Bone and muscle tissue are interconnected not just mechanically and physically but also biochemically. “Endocrine disorders such as vitamin D deficiency or insufficiency can lead to loss of bone mineral density as well as a reduction in muscle mass, strength and function,” he said.
The study sample comprised individuals aged 50 and over without dynapenia. Grip strength (considered a good proxy for overall muscle strength) was 26 kg or more for men and 16 kg or more for women.
The main conclusion was that individuals with vitamin D deficiency, defined as less than 30 nanomoles per liter in the blood, had a 70% higher risk of developing dynapenia by the end of the four-year study period than those with normal levels of vitamin D, defined as more than 50 nmol/L.
“This is itself an important finding as it shows that vitamin D deficiency heightens the risk of muscle weakness by 70%. However, because we knew there are many worldwide cases of people with osteoporosis who take vitamin supplements, we needed to try to measure the effectiveness of vitamin D supplementation,” said Maicon Luís Bicigo Delinocente, first author of the article. He was supported by a scholarship from FAPESP.
When individuals with osteoporosis and those taking vitamin D were excluded from the analysis, he explained, “we found that the risk of developing muscle weakness by the end of the four-year period was 78% higher for subjects with vitamin D deficiency at the start of the study than for subjects with normal vitamin D levels and 77% higher for those with vitamin D insufficiency [30-50 nmol/L]”.

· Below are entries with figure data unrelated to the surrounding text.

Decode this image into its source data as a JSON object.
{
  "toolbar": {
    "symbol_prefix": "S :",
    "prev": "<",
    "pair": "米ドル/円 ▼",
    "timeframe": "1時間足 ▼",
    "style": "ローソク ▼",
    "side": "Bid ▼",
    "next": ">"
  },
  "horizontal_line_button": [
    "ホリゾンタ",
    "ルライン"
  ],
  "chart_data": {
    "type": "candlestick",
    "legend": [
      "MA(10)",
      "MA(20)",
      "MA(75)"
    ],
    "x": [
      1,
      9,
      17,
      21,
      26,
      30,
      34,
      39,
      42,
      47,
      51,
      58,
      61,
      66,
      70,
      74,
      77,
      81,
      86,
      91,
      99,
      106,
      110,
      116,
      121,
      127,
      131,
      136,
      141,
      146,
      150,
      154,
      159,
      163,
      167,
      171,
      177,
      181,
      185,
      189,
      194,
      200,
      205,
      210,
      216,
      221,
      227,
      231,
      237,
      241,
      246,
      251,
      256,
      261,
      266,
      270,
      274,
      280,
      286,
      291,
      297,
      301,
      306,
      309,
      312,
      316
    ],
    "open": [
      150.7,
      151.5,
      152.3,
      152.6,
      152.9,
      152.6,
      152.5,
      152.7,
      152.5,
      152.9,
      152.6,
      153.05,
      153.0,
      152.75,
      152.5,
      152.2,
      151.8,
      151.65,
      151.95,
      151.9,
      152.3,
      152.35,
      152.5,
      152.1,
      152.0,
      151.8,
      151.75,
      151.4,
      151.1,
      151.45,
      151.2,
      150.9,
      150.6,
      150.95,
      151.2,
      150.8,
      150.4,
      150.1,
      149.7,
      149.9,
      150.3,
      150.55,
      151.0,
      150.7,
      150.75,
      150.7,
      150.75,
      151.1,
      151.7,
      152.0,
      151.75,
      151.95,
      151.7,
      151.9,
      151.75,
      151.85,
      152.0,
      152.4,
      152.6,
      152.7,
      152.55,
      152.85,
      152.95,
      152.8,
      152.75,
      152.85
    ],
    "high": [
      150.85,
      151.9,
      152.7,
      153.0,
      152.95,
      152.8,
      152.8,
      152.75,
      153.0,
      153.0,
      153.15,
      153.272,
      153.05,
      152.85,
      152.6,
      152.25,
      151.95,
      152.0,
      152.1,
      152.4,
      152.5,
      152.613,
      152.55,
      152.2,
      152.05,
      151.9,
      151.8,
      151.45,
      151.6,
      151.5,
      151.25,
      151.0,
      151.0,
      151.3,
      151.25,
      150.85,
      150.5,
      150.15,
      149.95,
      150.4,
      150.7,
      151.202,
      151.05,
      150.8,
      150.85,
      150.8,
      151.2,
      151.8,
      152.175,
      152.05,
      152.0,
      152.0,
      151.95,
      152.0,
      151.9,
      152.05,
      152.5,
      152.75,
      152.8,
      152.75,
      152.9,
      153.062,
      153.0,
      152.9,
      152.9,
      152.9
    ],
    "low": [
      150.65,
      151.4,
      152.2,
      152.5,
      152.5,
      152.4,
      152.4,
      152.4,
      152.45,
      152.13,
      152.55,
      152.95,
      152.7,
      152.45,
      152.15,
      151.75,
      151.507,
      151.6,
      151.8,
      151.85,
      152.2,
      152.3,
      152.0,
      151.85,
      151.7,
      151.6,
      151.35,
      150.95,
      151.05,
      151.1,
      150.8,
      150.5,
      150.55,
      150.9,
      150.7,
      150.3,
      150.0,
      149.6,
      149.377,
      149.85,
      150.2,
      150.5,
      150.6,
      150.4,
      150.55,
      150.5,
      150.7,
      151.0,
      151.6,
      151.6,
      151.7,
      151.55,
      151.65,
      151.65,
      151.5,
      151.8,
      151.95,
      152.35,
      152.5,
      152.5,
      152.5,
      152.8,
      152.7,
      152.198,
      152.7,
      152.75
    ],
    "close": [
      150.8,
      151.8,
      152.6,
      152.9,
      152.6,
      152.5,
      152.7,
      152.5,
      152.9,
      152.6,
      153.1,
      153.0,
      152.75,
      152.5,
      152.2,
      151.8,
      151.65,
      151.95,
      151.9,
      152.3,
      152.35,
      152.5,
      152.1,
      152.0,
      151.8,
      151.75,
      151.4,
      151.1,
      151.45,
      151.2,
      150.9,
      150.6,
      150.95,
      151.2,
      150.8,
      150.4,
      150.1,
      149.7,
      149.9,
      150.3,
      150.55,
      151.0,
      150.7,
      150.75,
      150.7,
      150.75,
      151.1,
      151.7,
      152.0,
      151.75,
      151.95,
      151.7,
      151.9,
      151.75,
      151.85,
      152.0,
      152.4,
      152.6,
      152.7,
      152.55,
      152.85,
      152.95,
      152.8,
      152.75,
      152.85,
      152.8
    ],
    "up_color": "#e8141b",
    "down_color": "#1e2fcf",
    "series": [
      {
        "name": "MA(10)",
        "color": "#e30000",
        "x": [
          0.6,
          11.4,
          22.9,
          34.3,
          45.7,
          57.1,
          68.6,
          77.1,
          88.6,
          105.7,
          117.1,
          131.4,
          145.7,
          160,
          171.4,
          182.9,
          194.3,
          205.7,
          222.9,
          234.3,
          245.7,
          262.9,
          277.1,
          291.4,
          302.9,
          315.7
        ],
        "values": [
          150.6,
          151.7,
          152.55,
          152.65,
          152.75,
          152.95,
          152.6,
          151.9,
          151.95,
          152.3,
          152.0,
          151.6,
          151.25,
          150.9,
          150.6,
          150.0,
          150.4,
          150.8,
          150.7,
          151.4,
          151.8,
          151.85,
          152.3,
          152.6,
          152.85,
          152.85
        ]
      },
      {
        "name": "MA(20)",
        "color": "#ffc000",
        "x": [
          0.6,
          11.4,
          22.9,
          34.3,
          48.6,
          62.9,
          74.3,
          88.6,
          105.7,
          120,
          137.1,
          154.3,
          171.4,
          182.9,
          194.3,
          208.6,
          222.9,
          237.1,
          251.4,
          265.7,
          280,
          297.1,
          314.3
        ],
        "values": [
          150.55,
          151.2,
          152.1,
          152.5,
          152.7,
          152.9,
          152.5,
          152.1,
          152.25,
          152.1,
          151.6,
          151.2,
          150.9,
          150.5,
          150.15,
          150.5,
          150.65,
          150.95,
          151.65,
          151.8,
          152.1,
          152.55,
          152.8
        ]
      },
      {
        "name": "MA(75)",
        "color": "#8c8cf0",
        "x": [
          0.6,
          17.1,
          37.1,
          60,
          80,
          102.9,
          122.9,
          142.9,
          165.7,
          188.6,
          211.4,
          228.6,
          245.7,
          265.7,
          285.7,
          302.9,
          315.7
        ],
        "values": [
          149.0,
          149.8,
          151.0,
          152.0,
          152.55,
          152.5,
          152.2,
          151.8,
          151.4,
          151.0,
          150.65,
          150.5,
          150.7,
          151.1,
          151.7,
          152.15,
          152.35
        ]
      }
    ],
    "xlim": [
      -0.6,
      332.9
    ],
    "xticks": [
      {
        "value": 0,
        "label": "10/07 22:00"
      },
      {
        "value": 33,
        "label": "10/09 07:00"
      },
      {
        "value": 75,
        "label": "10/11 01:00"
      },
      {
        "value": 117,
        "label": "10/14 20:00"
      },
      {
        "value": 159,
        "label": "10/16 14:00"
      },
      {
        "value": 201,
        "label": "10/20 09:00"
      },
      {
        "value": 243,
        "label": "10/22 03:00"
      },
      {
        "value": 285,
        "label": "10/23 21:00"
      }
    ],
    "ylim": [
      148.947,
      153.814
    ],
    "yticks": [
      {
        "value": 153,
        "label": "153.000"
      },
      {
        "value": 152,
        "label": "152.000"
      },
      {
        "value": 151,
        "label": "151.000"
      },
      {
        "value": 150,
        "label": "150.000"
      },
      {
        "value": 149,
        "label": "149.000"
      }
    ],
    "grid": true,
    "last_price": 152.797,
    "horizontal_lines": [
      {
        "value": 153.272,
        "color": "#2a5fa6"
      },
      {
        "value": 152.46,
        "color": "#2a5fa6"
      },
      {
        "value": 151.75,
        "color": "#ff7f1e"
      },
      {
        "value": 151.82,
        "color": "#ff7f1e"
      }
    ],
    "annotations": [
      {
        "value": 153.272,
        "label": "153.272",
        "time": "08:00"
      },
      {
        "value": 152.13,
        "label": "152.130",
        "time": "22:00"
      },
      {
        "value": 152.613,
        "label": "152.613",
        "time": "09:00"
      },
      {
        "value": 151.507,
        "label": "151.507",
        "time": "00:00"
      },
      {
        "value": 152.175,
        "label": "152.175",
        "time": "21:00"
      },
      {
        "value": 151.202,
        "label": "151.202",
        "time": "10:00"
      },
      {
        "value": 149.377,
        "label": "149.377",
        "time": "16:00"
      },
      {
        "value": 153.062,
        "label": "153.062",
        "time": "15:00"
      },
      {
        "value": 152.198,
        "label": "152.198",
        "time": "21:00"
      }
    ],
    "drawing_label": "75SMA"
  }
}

The results proved that the risk of muscle weakness is heightened by both vitamin D deficiency and insufficiency, Alexandre said. “Another conclusion to be derived from the results of the study is that it’s important to take vitamin D if you have a deficiency or insufficiency,” he added. “The study analyzed data for people who live in the UK. There are many more days of sunlight per year in Brazil, and yet we’re known to have a high incidence of vitamin D deficiency and insufficiency, especially among older people. Indeed, this is the case worldwide.”
Our body only synthesizes vitamin D when large areas of skin are exposed to sunlight, Alexandre recalled. “It’s necessary to explain to people that they risk losing muscle strength if they don’t get enough vitamin D. They need to expose themselves to the sun, eat food rich in vitamin D or take a supplement, and do resistance training exercises to maintain muscle strength,” he said.